Le ministère public, par requête du 27 juillet 2011, a relevé appel de ce jugement notifié au parquet le 13 juillet 2011.

Dans son mémoire ampliatif d'appel du 1er août 2011, l'appelant rappelle que le tribunal se fonde (implicitement puisque le jugement déféré n'y fait pas référence) sur le document d'orientation de l'accord de Nouméa dans ses dispositions relatives à l'identité kanak et notamment au statut civil coutumier kanak, qui préconise dans un souci de sécurité juridique un certain nombre d'orientations et notamment celle sur laquelle s'appuie le tribunal.

Il ajoute que la loi organique du 19 mars 1999 a mis en oeuvre cet engagement selon deux modalités :

- au travers de son article 13, alinéa 2, lequel n'est plus opérant à ce jour puisque la possibilité d'agir était enfermée dans un délai de 5 ans à compter de la promulgation de la loi, soit jusqu'au mois de mars 2004 ;
- ensuite, au travers de son article 12, alinéa 1, lequel est toujours opérant, mais pose, notamment, une condition de délai tenant à l'âge du requérant : celui-ci ne pouvant agir que dans les trois ans de sa majorité.

Au regard de cette dernière disposition, seule applicable au cas d'espèce, le ministère public souligne que M. X..., âgé de plus de 21 ans à la date de sa requête, n'est plus recevable à agir, même s'il est en mesure de justifier d'une possession d'état continue de plus de 5 ans. Toutefois, le ministère public qui invoque dans les motifs de son mémoire ampliatif " l'irrecevabilité " de la requête, a conclu au " rejet " de celle-ci.
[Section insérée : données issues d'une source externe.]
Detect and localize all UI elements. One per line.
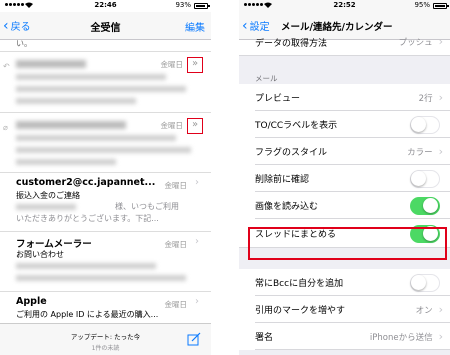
settings-row-tocc: TO/CCラベルを表示: [239, 111, 450, 138]
settings-row-quote[interactable]: 引用のマークを増やす オン ›: [239, 296, 450, 323]
row-label: 常にBccに自分を追加: [255, 279, 344, 289]
tocc-toggle[interactable]: [410, 115, 440, 134]
mail-subject: お問い合わせ: [16, 250, 64, 259]
status-bar: 22:46 93%: [0, 0, 211, 12]
preview-blurred: [16, 98, 136, 104]
settings-row-flag-style[interactable]: フラグのスタイル カラー ›: [239, 138, 450, 165]
chevron-right-icon: ›: [195, 296, 199, 307]
chevron-right-icon: ›: [438, 91, 443, 104]
preview-blurred: [16, 275, 186, 281]
highlight-box: [248, 227, 447, 260]
battery-icon: [194, 3, 210, 9]
preview-blurred: [16, 204, 76, 210]
chevron-right-icon: ›: [438, 145, 443, 158]
status-bar: 22:52 95%: [239, 0, 450, 12]
chevron-left-icon: ‹: [242, 17, 248, 34]
chevron-right-icon: ›: [195, 236, 199, 247]
back-label: 設定: [249, 22, 270, 33]
row-label: プレビュー: [255, 94, 301, 104]
preview-blurred: [16, 147, 191, 153]
page-title: メール/連絡先/カレンダー: [281, 22, 393, 33]
row-value: カラー: [407, 147, 433, 158]
row-label: 引用のマークを増やす: [255, 306, 346, 316]
compose-icon[interactable]: [187, 332, 201, 346]
row-label: データの取得方法: [255, 39, 328, 49]
mail-date: 金曜日: [164, 300, 188, 309]
preview-blurred: [16, 263, 156, 269]
list-item-partial: い。: [0, 40, 211, 52]
nav-bar: ‹ 戻る 全受信 編集: [0, 12, 211, 40]
row-label: フラグのスタイル: [255, 148, 328, 158]
thread-chevron-icon[interactable]: »: [187, 57, 203, 73]
preview-blurred: [16, 159, 116, 165]
battery-percent: 95%: [414, 1, 430, 9]
row-label: 画像を読み込む: [255, 202, 319, 212]
row-label: TO/CCラベルを表示: [255, 121, 338, 131]
update-status: アップデート: たった今: [70, 333, 141, 341]
settings-row-load-images: 画像を読み込む: [239, 192, 450, 219]
mail-sender: customer2@cc.japannet...: [16, 177, 156, 188]
confirm-delete-toggle[interactable]: [410, 169, 440, 188]
chevron-right-icon: ›: [438, 303, 443, 316]
mail-sender: フォームメーラー: [16, 239, 92, 250]
battery-icon: [433, 3, 449, 9]
list-item[interactable]: ⌀ 金曜日 »: [0, 113, 211, 173]
row-value: iPhoneから送信: [369, 332, 433, 343]
mail-preview: 様、いつもご利用: [115, 202, 179, 211]
edit-button[interactable]: 編集: [185, 19, 205, 34]
settings-row-bcc: 常にBccに自分を追加: [239, 269, 450, 296]
preview-blurred: [16, 74, 166, 80]
row-label: 署名: [255, 333, 274, 343]
sender-name-blurred: [16, 121, 126, 129]
settings-row-confirm-delete: 削除前に確認: [239, 165, 450, 192]
row-value: プッシュ: [398, 38, 433, 48]
chevron-right-icon: ›: [438, 35, 443, 48]
mail-date: 金曜日: [164, 240, 188, 249]
preview-blurred: [16, 86, 186, 92]
list-item[interactable]: ↶ 金曜日 »: [0, 52, 211, 113]
mail-date: 金曜日: [164, 181, 188, 190]
list-item[interactable]: customer2@cc.japannet... 金曜日 › 振込入金のご連絡 …: [0, 173, 211, 232]
section-header: メール: [255, 74, 278, 83]
back-button[interactable]: ‹ 設定: [242, 17, 270, 34]
preview-blurred: [16, 135, 176, 141]
battery-percent: 93%: [175, 1, 191, 9]
chevron-right-icon: ›: [438, 330, 443, 343]
bottom-toolbar: アップデート: たった今 1件の未読: [0, 323, 211, 355]
mail-subject: 振込入金のご連絡: [16, 191, 80, 200]
mail-inbox-screen: 22:46 93% ‹ 戻る 全受信 編集 い。 ↶ 金曜日 » ⌀ 金曜日 »…: [0, 0, 211, 355]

Le procureur général s'est associé, le 6 décembre 2011, aux conclusions de première instance, et a conclu au " rejet de la requête en changement de statut de M. X... ".

A l'audience, M. Karl X... qui s'est vu notifier la requête et le mémoire ampliatif d'appel le 8 septembre 2011, a comparu et a sollicité le bénéfice de la jurisprudence résultant de l'arrêt : Nouméa, 29 septembre 2011, Ministère public contre Saïto, RG 11-46, notamment en ce qu'elle fonde l'action en revendication de statut sur l'article 8 de la Convention européenne de sauvegarde des droits de l'homme et des libertés fondamentales (respect de la vie privée).

Enfin, à l'audience, le ministère public a ajouté que le principe de l'indisponibilité de l'état des personnes faisait obstacle à la possibilité pour tout individu de changer à son gré de statut personnel.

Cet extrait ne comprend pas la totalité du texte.